Признаюсь, лагерь представлял зрелище. Все верёвки от палаток перепутались; колышки казались такими же пьяными, как люди. Здесь было человек пятьдесят, все самые отчаянные, самые пьющие, самые обожающие дьявола люди из старого полка. Поверьте, сэр, вы никогда в жизни не видывали так сильно напившихся людей. Как напивается партия отслуживших срок? Как жиреет лягушка? Впитывают жидкость через кожу.
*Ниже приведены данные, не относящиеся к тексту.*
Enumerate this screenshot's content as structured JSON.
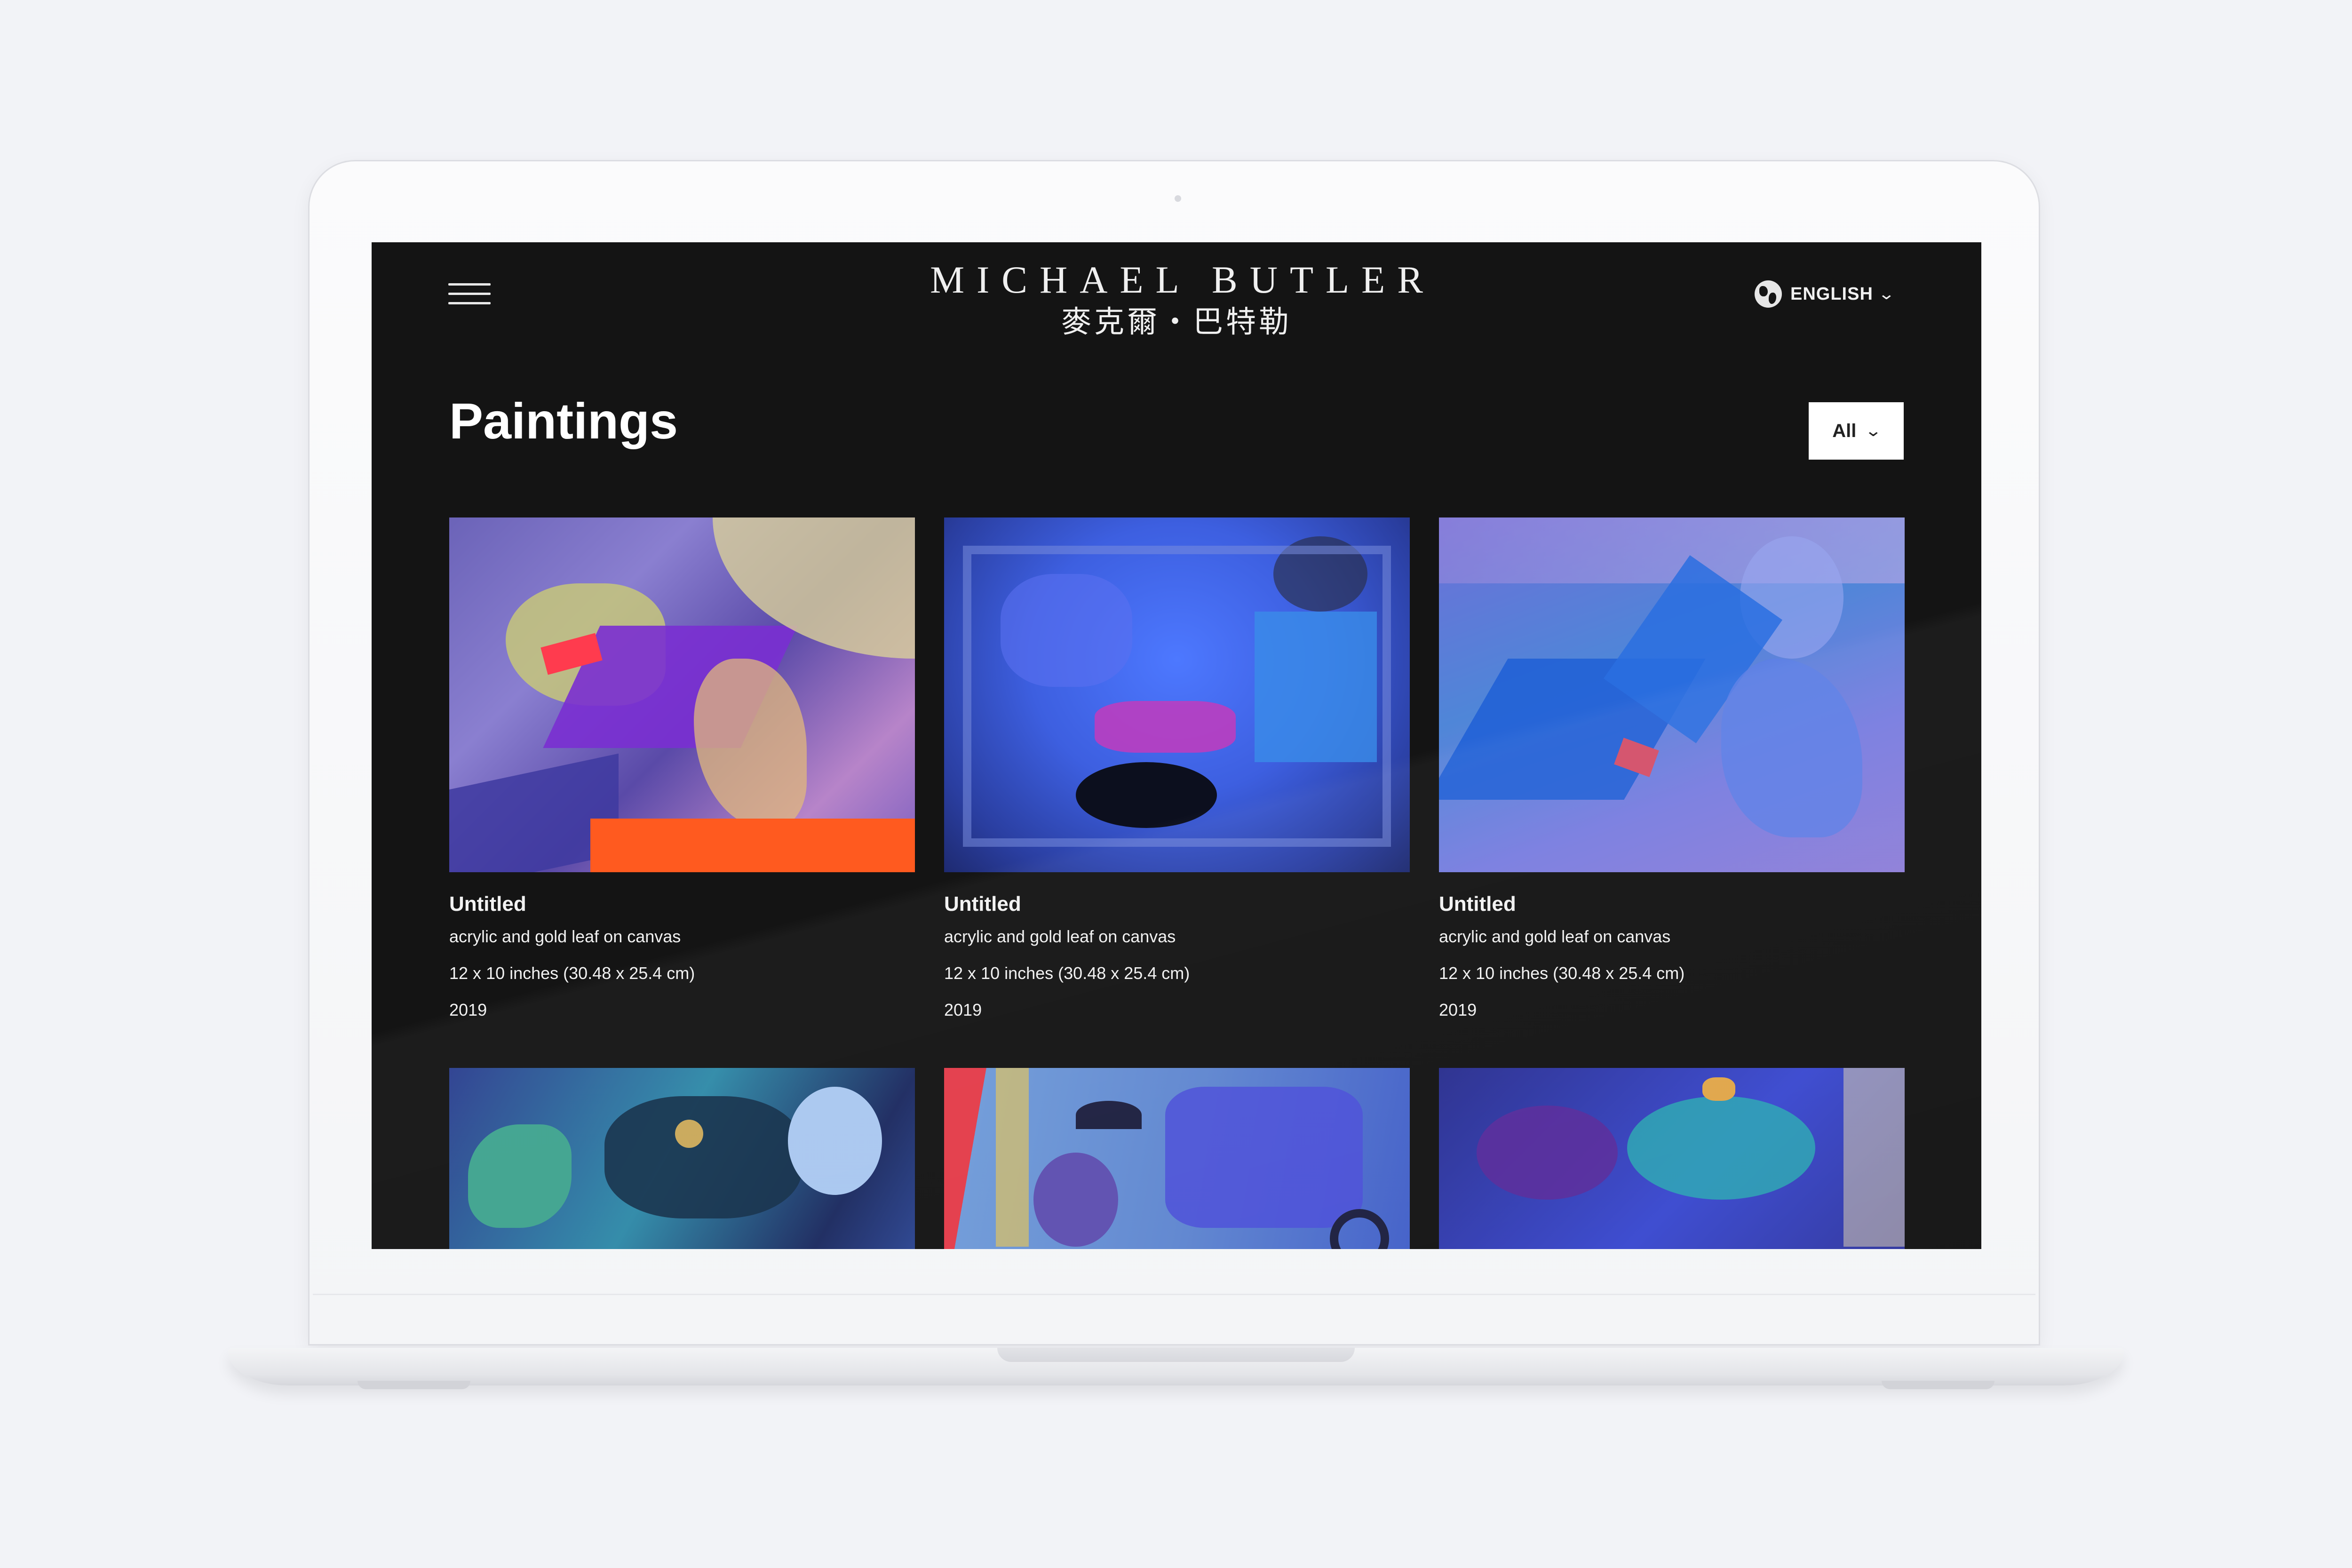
{
  "header": {
    "logo_en": "MICHAEL BUTLER",
    "logo_zh": "麥克爾・巴特勒",
    "language_label": "ENGLISH"
  },
  "page": {
    "title": "Paintings",
    "filter_value": "All"
  },
  "paintings": [
    {
      "title": "Untitled",
      "medium": "acrylic and gold leaf on canvas",
      "size": "12 x 10 inches (30.48 x 25.4 cm)",
      "year": "2019"
    },
    {
      "title": "Untitled",
      "medium": "acrylic and gold leaf on canvas",
      "size": "12 x 10 inches (30.48 x 25.4 cm)",
      "year": "2019"
    },
    {
      "title": "Untitled",
      "medium": "acrylic and gold leaf on canvas",
      "size": "12 x 10 inches (30.48 x 25.4 cm)",
      "year": "2019"
    }
  ],
  "colors": {
    "page_background": "#f2f3f7",
    "screen_background": "#141414",
    "text": "#ffffff",
    "filter_background": "#ffffff"
  },
  "icons": [
    "hamburger-menu-icon",
    "globe-icon",
    "chevron-down-icon"
  ]
}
Пег Барней сидел на земле в одной рубашке; одна его нога была обута, другая нет; сапогом он перекидывал колышек через свою голову и пел так, что мог бы разбудить мёртвого. Нехорошую песню он пел; это была чёртова обедня.
— Что? — спросил я.
— Когда скверное яйцо выкидывают из армии, исключённый поёт чёртову обедню, то есть нараспев клянёт всех, начиная от главнокомандующего и до казарменного капрала, да так клянёт, как вы никогда не слыхивали. От брани некоторых людей сохнет зелёная трава. И Барней пел эту песню, бросая колышек в честь каждого человека, которого он проклинал. У Пега был сильный голос, и он, даже трезвый, отчаянно ругался. Я остановился перед ним, но с глазу на глаз не решился сказать ему, что он пьян.